その妙清師は、26才の頃、生きることに絶望していたという。そのような様子を見て、妙深寺のご信者さんがご信心をお勧めになった。何の希望も持てなかった小礒女史は、言われるままに岡野町にあった妙深寺を訪れた。
お参詣の後、妙深寺の玄関を出た時に気づいたこと。それは「空が青い」ということだったとお話ししてくださった。それまで、死のう死のうと考えてきたので、ずっと下ばかりを見て歩いてきた。しかし、妙深寺の本堂で御法さまにはじめてお目にかかり、顔が上がったのだ。そのことだけ、それだけ、他人から見ればそうかもしれないが、絶望の果てに行き着いたお寺で、小礒女史は「空って青いんだなぁ」と感じた。感じたことを60年近く経っても忘れていない。御法さまが助けてくださった、と。
妙深寺は地下鉄に看板を出したのだが、それは妙深寺の建物の写真を飾るのではなく、妙深寺の本堂から見た「青空」をモチーフとした。それはこの小礒女史、妙清師のエピソードによる。この厳しい世の中で、声に出せない悲鳴を上げながら生きている誰かに、妙深寺にお参詣して「青空」が見えるようになっていただきたいという思いからである。
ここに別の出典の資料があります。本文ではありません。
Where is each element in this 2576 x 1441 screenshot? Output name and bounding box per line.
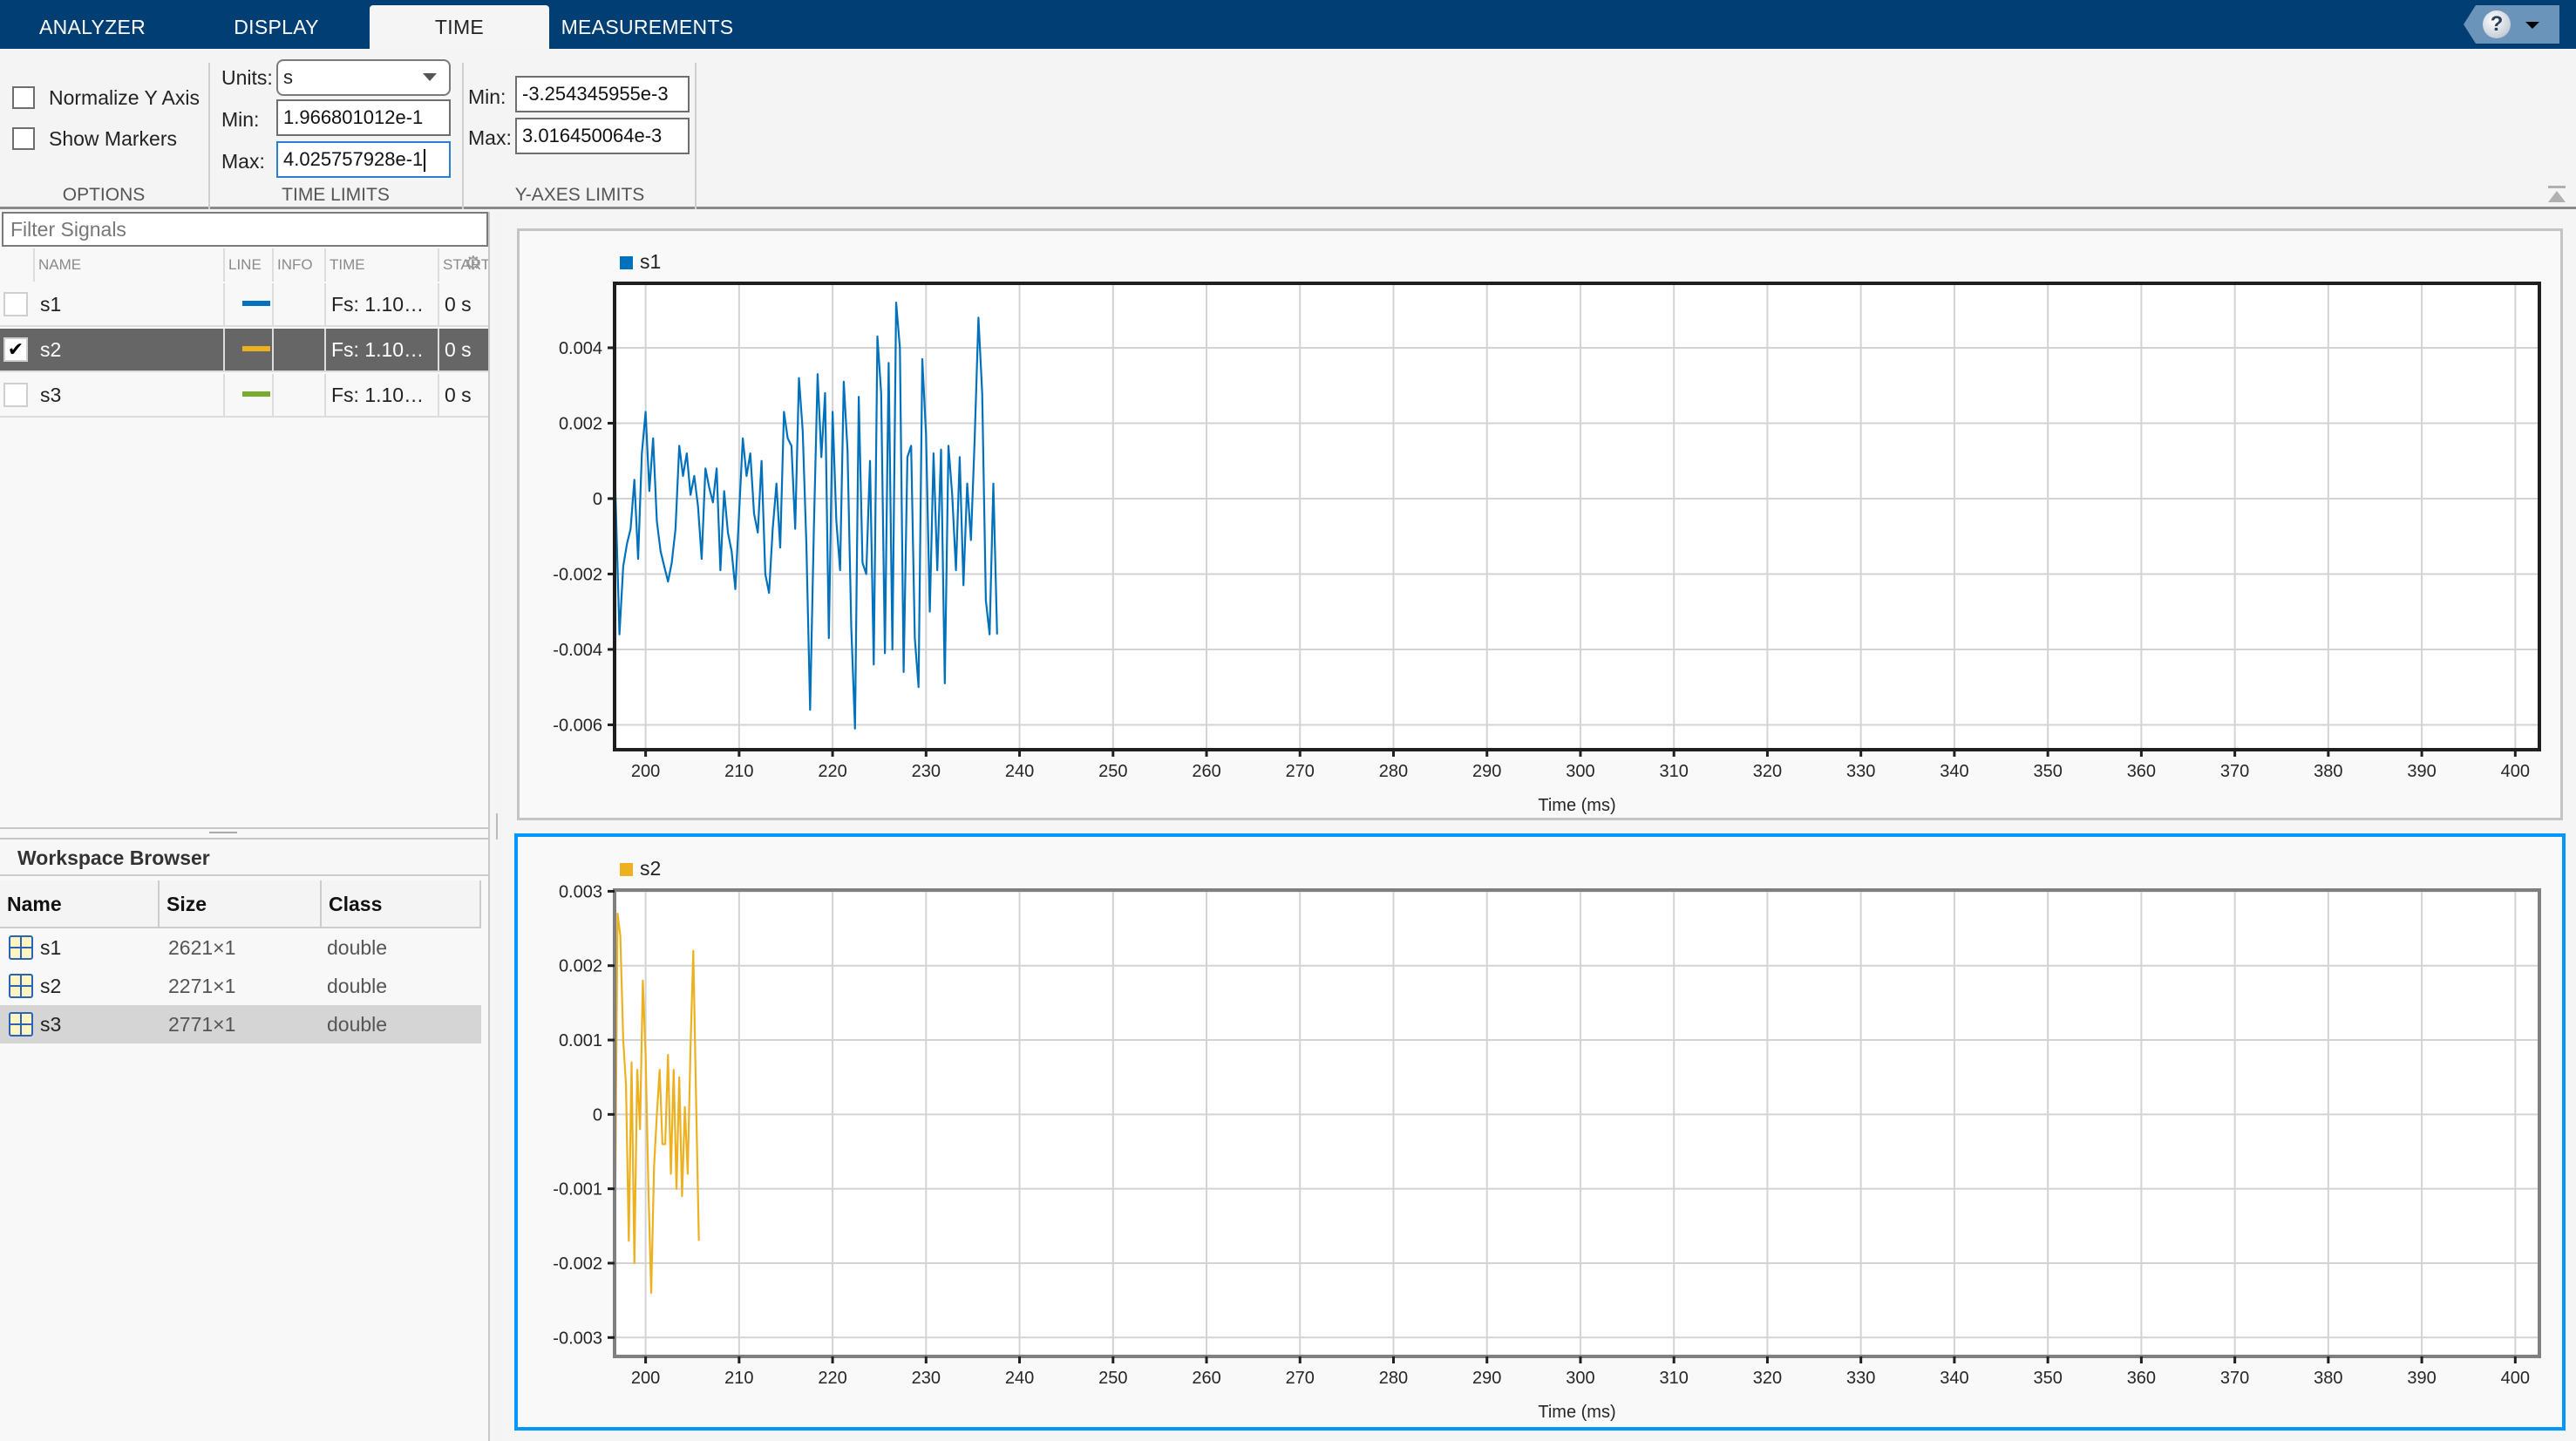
x-tick-label: 290: [1472, 762, 1501, 781]
y-tick-label: 0.003: [559, 882, 602, 901]
y-tick-label: -0.002: [553, 1254, 602, 1274]
x-tick-label: 320: [1753, 762, 1782, 781]
x-tick-label: 260: [1192, 1369, 1220, 1388]
y-tick-label: -0.001: [553, 1180, 602, 1200]
x-tick-label: 350: [2033, 762, 2062, 781]
x-tick-label: 360: [2127, 1369, 2156, 1388]
x-axis-label: Time (ms): [1538, 796, 1615, 815]
x-tick-label: 300: [1566, 762, 1594, 781]
x-tick-label: 340: [1940, 762, 1968, 781]
y-tick-label: 0: [593, 490, 602, 509]
plots-canvas: 200 210 220 230 240 250 260 270 280 290 300 310 320 3…: [553, 282, 2541, 1422]
x-tick-label: 240: [1005, 1369, 1034, 1388]
y-tick-label: 0.001: [559, 1031, 602, 1050]
x-tick-label: 210: [724, 762, 753, 781]
x-tick-label: 300: [1566, 1369, 1594, 1388]
x-tick-label: 390: [2407, 1369, 2436, 1388]
x-tick-label: 220: [818, 762, 846, 781]
y-tick-label: -0.006: [553, 716, 602, 735]
x-tick-label: 270: [1286, 1369, 1315, 1388]
x-tick-label: 230: [912, 1369, 941, 1388]
x-tick-label: 280: [1379, 1369, 1408, 1388]
y-tick-label: -0.003: [553, 1329, 602, 1348]
x-tick-label: 400: [2501, 1369, 2530, 1388]
x-tick-label: 220: [818, 1369, 846, 1388]
x-tick-label: 250: [1098, 1369, 1127, 1388]
x-tick-label: 350: [2033, 1369, 2062, 1388]
y-tick-label: -0.004: [553, 641, 602, 660]
x-tick-label: 280: [1379, 762, 1408, 781]
x-tick-label: 200: [631, 1369, 660, 1388]
x-tick-label: 270: [1286, 762, 1315, 781]
x-tick-label: 400: [2501, 762, 2530, 781]
x-tick-label: 390: [2407, 762, 2436, 781]
y-tick-label: 0.004: [559, 339, 602, 358]
x-tick-label: 330: [1846, 1369, 1875, 1388]
x-tick-label: 370: [2220, 1369, 2249, 1388]
x-tick-label: 310: [1660, 762, 1689, 781]
x-tick-label: 260: [1192, 762, 1220, 781]
x-tick-label: 230: [912, 762, 941, 781]
y-tick-label: 0.002: [559, 414, 602, 433]
x-tick-label: 380: [2314, 762, 2342, 781]
y-tick-label: 0.002: [559, 957, 602, 976]
x-tick-label: 290: [1472, 1369, 1501, 1388]
x-tick-label: 360: [2127, 762, 2156, 781]
x-tick-label: 240: [1005, 762, 1034, 781]
x-axis-label: Time (ms): [1538, 1403, 1615, 1422]
x-tick-label: 340: [1940, 1369, 1968, 1388]
x-tick-label: 380: [2314, 1369, 2342, 1388]
axes-background: [615, 283, 2539, 750]
x-tick-label: 210: [724, 1369, 753, 1388]
x-tick-label: 330: [1846, 762, 1875, 781]
y-tick-label: 0: [593, 1105, 602, 1125]
x-tick-label: 200: [631, 762, 660, 781]
x-tick-label: 370: [2220, 762, 2249, 781]
axes-background: [615, 890, 2539, 1356]
x-tick-label: 310: [1660, 1369, 1689, 1388]
x-tick-label: 320: [1753, 1369, 1782, 1388]
x-tick-label: 250: [1098, 762, 1127, 781]
y-tick-label: -0.002: [553, 565, 602, 584]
その後、妙清師は得度され、日博上人にお給仕を尽くされた。また、死刑囚との交流を続けられて、多くの死刑囚の方々の心の支えとなった。故人となった野村秋介氏が敬愛していたのも妙清師であった。刑務所で教化され、生涯妙清師へ教えを請うておられた。妙深寺の玄関に掛けられている大きな絵は、その野村氏が妙清師を通じて妙深寺に贈呈したものであった。
ブラジルからメールが来た。コレイア御導師がまた送って下さった。斉藤御導師とコレイア御導師は、今年の春、妙深寺にお参詣してくださった。その時、ブラジルにとって御縁の深い日博上人について様々に物語りした。特に、日博上人亡き後、そのご奉公の詳細を知っておられるのは妙清師である。その妙清師とお二人は、手を握り合いながらお話をされていた。感動的な場面であった。
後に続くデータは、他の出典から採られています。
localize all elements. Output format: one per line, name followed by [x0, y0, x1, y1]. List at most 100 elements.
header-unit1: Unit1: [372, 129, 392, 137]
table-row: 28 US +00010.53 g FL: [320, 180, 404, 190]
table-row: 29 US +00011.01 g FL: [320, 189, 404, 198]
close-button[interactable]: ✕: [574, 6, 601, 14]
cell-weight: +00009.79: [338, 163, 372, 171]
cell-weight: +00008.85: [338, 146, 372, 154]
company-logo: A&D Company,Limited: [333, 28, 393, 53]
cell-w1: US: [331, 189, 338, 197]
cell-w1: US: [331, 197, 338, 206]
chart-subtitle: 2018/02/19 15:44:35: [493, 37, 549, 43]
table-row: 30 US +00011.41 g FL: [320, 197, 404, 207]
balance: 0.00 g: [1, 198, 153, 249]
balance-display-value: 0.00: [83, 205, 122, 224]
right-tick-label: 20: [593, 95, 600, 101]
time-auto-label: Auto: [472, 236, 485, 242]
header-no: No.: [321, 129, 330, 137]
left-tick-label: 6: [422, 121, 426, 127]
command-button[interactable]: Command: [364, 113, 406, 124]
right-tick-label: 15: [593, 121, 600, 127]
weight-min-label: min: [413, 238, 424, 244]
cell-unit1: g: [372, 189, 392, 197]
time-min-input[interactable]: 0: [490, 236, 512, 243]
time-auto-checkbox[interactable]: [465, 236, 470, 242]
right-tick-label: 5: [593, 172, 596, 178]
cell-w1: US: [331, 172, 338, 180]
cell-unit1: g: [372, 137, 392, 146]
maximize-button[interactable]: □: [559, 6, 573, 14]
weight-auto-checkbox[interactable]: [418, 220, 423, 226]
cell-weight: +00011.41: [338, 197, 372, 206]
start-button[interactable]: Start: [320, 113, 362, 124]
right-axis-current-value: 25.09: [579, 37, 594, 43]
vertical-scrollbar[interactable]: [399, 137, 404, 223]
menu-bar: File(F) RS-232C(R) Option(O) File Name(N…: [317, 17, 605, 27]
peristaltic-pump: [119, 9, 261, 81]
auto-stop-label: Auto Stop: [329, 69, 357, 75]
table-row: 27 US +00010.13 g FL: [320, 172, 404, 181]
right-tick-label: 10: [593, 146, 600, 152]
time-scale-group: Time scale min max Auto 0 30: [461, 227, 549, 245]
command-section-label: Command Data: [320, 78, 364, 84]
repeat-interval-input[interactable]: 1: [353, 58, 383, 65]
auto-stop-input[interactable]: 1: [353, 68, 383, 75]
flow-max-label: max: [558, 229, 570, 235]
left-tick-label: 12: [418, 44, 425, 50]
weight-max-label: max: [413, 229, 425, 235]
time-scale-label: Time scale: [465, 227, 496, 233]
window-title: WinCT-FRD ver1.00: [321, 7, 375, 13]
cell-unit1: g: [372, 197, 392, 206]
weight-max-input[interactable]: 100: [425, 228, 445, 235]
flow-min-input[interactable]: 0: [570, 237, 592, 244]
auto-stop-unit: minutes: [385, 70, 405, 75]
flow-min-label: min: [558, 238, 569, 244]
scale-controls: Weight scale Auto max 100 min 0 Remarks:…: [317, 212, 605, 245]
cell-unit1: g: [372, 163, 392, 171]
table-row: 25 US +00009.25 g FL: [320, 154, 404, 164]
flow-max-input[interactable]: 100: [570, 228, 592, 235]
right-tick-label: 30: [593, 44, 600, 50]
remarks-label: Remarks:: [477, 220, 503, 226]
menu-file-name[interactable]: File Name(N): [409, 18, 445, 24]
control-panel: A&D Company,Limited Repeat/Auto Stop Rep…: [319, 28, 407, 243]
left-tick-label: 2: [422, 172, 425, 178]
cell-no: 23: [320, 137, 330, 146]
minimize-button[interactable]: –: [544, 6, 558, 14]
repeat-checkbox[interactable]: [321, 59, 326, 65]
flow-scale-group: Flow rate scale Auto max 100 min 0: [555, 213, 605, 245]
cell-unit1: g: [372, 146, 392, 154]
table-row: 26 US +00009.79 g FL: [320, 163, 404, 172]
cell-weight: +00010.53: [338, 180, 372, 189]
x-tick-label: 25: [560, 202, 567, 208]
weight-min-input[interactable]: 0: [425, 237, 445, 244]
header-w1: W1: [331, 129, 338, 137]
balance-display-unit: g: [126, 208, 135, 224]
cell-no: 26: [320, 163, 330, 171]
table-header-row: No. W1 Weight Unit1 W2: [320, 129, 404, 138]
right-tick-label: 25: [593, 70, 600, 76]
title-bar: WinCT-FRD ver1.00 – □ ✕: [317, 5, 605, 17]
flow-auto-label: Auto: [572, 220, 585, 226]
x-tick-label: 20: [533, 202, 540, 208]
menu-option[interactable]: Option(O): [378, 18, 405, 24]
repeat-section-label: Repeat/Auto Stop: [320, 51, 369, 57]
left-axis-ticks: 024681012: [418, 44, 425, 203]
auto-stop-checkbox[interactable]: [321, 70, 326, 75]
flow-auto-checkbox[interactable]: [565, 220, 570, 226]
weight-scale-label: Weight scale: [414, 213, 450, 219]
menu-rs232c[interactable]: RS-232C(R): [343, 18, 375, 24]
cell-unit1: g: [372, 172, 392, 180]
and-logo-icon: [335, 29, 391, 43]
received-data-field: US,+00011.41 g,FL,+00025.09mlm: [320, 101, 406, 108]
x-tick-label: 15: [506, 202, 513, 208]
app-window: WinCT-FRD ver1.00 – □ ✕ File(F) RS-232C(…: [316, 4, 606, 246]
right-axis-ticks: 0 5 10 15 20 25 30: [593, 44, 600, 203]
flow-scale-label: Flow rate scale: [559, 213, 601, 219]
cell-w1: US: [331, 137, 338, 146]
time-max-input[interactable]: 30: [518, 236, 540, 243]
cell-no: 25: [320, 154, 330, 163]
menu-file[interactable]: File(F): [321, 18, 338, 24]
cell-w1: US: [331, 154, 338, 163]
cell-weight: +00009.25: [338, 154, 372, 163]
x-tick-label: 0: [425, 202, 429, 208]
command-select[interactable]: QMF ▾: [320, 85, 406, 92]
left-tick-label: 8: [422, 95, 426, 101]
コレイア御導師は、ブラジルに於いてポルトガル語の機関誌「Lotus」を発行されている。その表紙に妙清師と握り合った「手」が飾られていた。もちろん、記事の内容についても日博上人のご奉公や、妙清師が語られたことについても掲載してくださったのであった。
妙清師。昨夜、久しぶりにお話をした。ブラジルからのメールについても、「Lotus」についてもお話しした。高齢のために、眼と耳が非常に悪くなっているのだが、ご信心とその魂は全く衰えていない。世間でいう「尼さん」とは全く違う。本物である。
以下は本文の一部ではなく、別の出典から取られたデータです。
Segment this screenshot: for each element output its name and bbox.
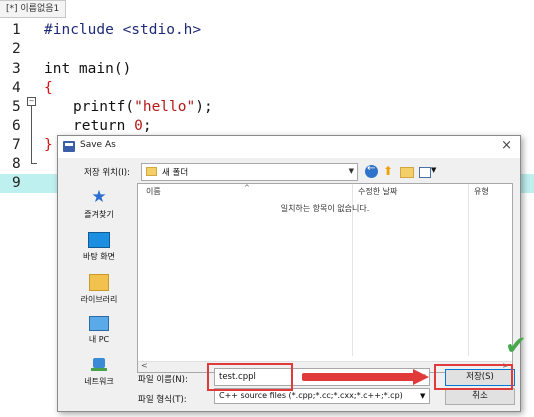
line-number: 2 <box>12 41 21 57</box>
open-brace: { <box>44 80 53 96</box>
save-location-label: 저장 위치(I): <box>84 168 130 178</box>
scroll-left-icon[interactable]: < <box>141 361 148 370</box>
star-icon: ★ <box>91 187 107 207</box>
column-header-modified[interactable]: 수정한 날짜 <box>358 186 397 197</box>
return-value: 0 <box>134 118 143 134</box>
fold-toggle-icon[interactable]: − <box>27 97 36 106</box>
save-location-dropdown[interactable]: 새 폴더 ▼ <box>141 163 358 181</box>
editor-tab[interactable]: [*] 이름없음1 <box>0 0 67 18</box>
main-declaration: int main() <box>44 61 132 77</box>
code-line-3: 3 int main() <box>0 60 534 79</box>
place-label: 바탕 화면 <box>83 252 115 261</box>
places-bar: ★ 즐겨찾기 바탕 화면 라이브러리 내 PC 네트워크 <box>64 186 134 396</box>
new-folder-icon[interactable] <box>400 167 414 178</box>
line-number: 7 <box>12 137 21 153</box>
printf-call: printf( <box>73 99 135 115</box>
desktop-icon <box>88 232 110 248</box>
library-icon <box>89 274 109 291</box>
close-brace: } <box>44 137 53 153</box>
red-arrow-icon <box>302 373 416 381</box>
code-line-5: 5 printf("hello"); <box>0 98 534 117</box>
column-header-type[interactable]: 유형 <box>474 186 489 197</box>
folder-icon <box>146 167 157 176</box>
line-number: 5 <box>12 99 21 115</box>
chevron-down-icon[interactable]: ▼ <box>420 392 425 400</box>
pc-icon <box>89 316 109 331</box>
checkmark-icon: ✔ <box>505 331 527 361</box>
back-icon[interactable] <box>365 163 378 178</box>
return-keyword: return <box>73 118 135 134</box>
cancel-button[interactable]: 취소 <box>445 388 515 405</box>
printf-end: ); <box>195 99 213 115</box>
save-highlight-box <box>434 364 513 390</box>
line-number: 3 <box>12 61 21 77</box>
place-network[interactable]: 네트워크 <box>64 358 134 387</box>
sort-caret-icon: ^ <box>244 184 250 192</box>
close-icon[interactable]: × <box>501 138 512 153</box>
place-desktop[interactable]: 바탕 화면 <box>64 232 134 262</box>
chevron-down-icon: ▼ <box>348 167 354 175</box>
line-number: 9 <box>12 175 21 191</box>
filename-label: 파일 이름(N): <box>138 375 188 385</box>
place-label: 라이브러리 <box>80 295 118 304</box>
place-label: 즐겨찾기 <box>84 210 114 219</box>
fold-guide <box>31 105 32 163</box>
line-number: 6 <box>12 118 21 134</box>
dialog-titlebar[interactable]: Save As × <box>58 136 520 158</box>
place-favorites[interactable]: ★ 즐겨찾기 <box>64 188 134 220</box>
up-folder-icon[interactable]: ⬆ <box>383 165 396 178</box>
fold-end-marker <box>31 163 37 164</box>
line-number: 8 <box>12 156 21 172</box>
line-number: 1 <box>12 22 21 38</box>
red-arrow-head <box>413 369 429 385</box>
column-header-name[interactable]: 이름 <box>146 186 161 197</box>
code-line-4: 4 { <box>0 79 534 98</box>
chevron-down-icon[interactable]: ▼ <box>431 166 436 174</box>
network-icon <box>90 358 108 373</box>
place-libraries[interactable]: 라이브러리 <box>64 274 134 305</box>
place-label: 내 PC <box>88 335 110 344</box>
place-label: 네트워크 <box>84 377 114 386</box>
app-icon <box>63 141 75 152</box>
line-number: 4 <box>12 80 21 96</box>
include-directive: #include <stdio.h> <box>44 22 202 38</box>
place-this-pc[interactable]: 내 PC <box>64 316 134 345</box>
empty-message: 일치하는 항목이 없습니다. <box>280 204 370 213</box>
code-line-2: 2 <box>0 40 534 59</box>
filetype-label: 파일 형식(T): <box>138 395 187 405</box>
file-list[interactable]: 이름 ^ 수정한 날짜 유형 일치하는 항목이 없습니다. < > <box>137 183 513 373</box>
dialog-title: Save As <box>80 140 116 150</box>
save-location-value: 새 폴더 <box>162 168 189 178</box>
return-end: ; <box>142 118 152 134</box>
code-line-1: 1 #include <stdio.h> <box>0 21 534 40</box>
filename-highlight-box <box>207 363 293 391</box>
view-menu-icon[interactable] <box>419 167 431 178</box>
code-line-6: 6 return 0; <box>0 117 534 136</box>
string-literal: "hello" <box>134 99 196 115</box>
「何時に 死ぬやらしれぬ からだして 覚悟なきをば 凡夫とぞいふ」
昨日、妙清師から私にいただいた開導聖人の御教歌。また「覚悟」とある。そう、「覚悟」がない凡夫のままではいかん。高齢の妙清師から教えていただく御法門は、何より尊い。いつまで経っても、佛立教務としての誇り、自覚、覚悟を忘れていない。もちろん、身体は高齢で衰えてはいる、気力も自分の身体を考えれば衰えるだろう。しかし、「ご信心」だけは全く衰えていない。これが佛立教務道である。
ブラジルからのメールには、続いてインドでのセッションの写真も表紙を飾っていた。ポルトガル語でコレイア師が開設しているウェブサイト「Budhismo Primordial」についてもご覧いただきたい。現在、HBSの中では最も充実している。
それにしても、有難い。実は、9月の予定の中で、公式なご奉公、つまり御講席などが無いのは、この6日と7日しかなかった。明日、8日からは御講席もはじまり、週末には敬老松風大会がある。
こうして、気候の悪い中での御講席にならなくて、本当によかったと胸をなで下ろしているところなのだ。このタイミングが、いつもいつも有難い。